Above- and below-ground factors determine the effect of added nitrogen

When a plant community’s environment is enriched with external nitrogen (N), taller plants are expected to be favoured because they can compete for light more effectively. However, increases in the leaf area of shorter plants could level the playing field, allowing them to better capitalize on better nitrogen nutrition despite shading.

The picture is further complicated by the effect of phosphorous (P) as a potentially limiting nutrient in this scenario, making a species’ non-nitrogen resource acquisition relevant. However, few studies have investigated the interrelated effects of both the above-ground light environment and below-ground resource acquisition strategies in the individual’s overall response to nitrogen enrichment.

In a recent article published in Annals of Botany, lead author Dianye Zhang and colleagues attempted to account for both light and nutrient acquisition as factors in relative species abundance within a community under N enrichment.

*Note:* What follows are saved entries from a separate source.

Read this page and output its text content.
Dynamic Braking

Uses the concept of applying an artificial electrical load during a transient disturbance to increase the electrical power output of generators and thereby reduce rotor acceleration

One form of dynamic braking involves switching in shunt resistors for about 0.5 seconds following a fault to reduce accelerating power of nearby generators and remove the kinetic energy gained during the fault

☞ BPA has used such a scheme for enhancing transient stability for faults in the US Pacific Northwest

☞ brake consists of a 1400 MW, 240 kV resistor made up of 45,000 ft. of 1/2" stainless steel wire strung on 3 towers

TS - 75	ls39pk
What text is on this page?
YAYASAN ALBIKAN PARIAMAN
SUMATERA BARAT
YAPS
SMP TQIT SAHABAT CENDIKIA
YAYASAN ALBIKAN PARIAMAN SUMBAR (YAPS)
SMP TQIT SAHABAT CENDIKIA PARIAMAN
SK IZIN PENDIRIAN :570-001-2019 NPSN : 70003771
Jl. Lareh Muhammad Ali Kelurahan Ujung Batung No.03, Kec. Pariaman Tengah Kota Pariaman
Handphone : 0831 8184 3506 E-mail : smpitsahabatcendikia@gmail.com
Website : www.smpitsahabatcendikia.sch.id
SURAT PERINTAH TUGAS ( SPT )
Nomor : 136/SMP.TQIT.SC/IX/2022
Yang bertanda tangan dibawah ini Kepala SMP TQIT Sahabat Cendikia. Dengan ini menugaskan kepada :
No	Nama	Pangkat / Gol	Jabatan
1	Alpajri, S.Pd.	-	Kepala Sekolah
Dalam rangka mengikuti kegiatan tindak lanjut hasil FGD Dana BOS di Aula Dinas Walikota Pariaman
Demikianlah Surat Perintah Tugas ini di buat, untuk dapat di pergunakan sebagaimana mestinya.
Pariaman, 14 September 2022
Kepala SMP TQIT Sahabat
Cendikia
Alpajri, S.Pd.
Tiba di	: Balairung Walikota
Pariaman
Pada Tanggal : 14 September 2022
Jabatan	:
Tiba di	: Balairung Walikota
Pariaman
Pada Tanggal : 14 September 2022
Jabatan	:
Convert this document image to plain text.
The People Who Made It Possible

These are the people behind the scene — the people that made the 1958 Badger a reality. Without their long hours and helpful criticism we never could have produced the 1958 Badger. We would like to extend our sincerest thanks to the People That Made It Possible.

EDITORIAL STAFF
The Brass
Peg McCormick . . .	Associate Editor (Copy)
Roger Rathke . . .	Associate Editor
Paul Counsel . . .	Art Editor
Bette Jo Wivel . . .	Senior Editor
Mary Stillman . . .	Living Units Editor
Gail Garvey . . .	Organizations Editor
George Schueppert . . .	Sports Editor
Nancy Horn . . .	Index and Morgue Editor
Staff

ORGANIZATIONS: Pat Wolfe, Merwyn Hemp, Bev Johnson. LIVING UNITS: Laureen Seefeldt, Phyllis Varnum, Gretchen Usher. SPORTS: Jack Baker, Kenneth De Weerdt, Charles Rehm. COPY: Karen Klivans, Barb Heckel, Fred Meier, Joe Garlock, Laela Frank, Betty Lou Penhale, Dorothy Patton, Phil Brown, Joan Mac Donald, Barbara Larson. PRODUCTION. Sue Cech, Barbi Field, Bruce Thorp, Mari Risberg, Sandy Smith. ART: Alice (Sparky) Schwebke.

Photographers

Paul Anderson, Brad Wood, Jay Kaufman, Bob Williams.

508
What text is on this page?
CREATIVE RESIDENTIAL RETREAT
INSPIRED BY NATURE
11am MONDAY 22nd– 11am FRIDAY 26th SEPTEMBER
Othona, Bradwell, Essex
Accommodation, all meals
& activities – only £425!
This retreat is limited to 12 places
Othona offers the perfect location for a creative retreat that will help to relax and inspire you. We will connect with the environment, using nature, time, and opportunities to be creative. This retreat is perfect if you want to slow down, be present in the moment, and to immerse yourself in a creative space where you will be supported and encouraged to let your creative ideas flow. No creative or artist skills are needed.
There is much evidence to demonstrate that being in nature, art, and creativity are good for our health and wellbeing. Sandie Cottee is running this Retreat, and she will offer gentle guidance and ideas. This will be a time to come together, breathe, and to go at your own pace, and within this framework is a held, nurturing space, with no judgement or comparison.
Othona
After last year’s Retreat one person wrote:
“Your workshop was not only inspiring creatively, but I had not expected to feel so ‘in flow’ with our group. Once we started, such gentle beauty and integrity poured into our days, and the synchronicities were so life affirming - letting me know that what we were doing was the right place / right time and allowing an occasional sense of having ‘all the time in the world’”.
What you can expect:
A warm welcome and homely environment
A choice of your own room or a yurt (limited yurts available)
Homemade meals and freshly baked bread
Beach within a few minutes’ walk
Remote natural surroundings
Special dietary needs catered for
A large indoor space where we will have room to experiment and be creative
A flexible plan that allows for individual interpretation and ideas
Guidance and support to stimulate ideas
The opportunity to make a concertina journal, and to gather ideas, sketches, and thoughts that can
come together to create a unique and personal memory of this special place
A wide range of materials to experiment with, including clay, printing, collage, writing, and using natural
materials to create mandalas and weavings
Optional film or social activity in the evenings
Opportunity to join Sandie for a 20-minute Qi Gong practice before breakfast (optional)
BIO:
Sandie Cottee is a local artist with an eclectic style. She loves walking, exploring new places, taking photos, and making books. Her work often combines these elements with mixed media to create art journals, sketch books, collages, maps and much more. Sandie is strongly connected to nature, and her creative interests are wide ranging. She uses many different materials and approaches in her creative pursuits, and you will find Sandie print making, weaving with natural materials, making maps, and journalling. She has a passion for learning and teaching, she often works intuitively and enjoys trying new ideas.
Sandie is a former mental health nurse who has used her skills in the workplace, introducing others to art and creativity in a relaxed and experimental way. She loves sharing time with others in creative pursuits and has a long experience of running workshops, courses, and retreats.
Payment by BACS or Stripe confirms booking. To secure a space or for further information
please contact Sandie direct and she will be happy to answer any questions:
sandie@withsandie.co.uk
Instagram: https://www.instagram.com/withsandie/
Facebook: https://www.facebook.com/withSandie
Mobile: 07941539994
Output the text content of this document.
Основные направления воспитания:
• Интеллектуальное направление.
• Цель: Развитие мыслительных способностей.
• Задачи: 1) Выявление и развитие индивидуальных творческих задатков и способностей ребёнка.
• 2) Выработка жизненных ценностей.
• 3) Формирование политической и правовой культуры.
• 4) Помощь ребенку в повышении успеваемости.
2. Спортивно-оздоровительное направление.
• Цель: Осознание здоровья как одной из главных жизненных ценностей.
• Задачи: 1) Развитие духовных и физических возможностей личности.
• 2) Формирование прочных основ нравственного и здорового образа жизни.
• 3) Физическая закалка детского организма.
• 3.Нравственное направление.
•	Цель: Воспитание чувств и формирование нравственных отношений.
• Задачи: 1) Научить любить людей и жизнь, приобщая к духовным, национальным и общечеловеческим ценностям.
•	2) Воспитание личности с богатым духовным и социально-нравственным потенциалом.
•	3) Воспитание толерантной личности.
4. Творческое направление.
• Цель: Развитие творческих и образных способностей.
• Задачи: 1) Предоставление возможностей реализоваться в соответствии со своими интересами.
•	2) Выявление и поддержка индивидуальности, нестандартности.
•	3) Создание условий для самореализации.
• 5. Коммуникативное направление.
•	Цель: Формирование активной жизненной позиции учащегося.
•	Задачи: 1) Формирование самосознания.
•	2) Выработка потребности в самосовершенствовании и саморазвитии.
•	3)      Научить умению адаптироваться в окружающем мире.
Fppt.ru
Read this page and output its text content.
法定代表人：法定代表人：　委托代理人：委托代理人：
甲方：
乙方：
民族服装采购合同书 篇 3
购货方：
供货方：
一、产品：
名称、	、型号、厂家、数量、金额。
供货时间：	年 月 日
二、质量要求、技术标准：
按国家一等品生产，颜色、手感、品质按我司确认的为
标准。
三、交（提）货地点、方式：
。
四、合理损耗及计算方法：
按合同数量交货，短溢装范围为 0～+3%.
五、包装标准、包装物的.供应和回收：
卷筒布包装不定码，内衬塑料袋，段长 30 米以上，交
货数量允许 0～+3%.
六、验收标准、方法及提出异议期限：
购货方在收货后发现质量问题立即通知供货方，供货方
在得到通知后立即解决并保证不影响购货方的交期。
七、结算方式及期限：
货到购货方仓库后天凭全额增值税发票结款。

Two species were compared: Stipa purpurea, which is taller and colonized by arbuscular mycorrhizal fungi, and Carex stenophylloides, which is shorter and produces cluster roots.

The authors found that the abundance of the taller species increased with N enrichment due to improved light acquisition. However, the shorter species, using cluster roots, was able to step up its P absorption through increased root exudates. The improved P nutrition bettered its light use efficiency, increasing its relative abundance even in the shading presence of taller competitors.

“Although light competition is important in regulating community structure under N enrichment, plants would cope with light competition not only by modifying their light acquisition capacity but also by altering their light use efficiency,” write the authors, noting that their results show that above- and below-ground resource acquisition strategies co-determine how plant species react to increased nitrogen. “[C]onsidering the differences in species resource acquisition strategies can help to reveal the mechanisms underlying the dynamics of community structure and ecosystem functions under [an] N enrichment scenario.”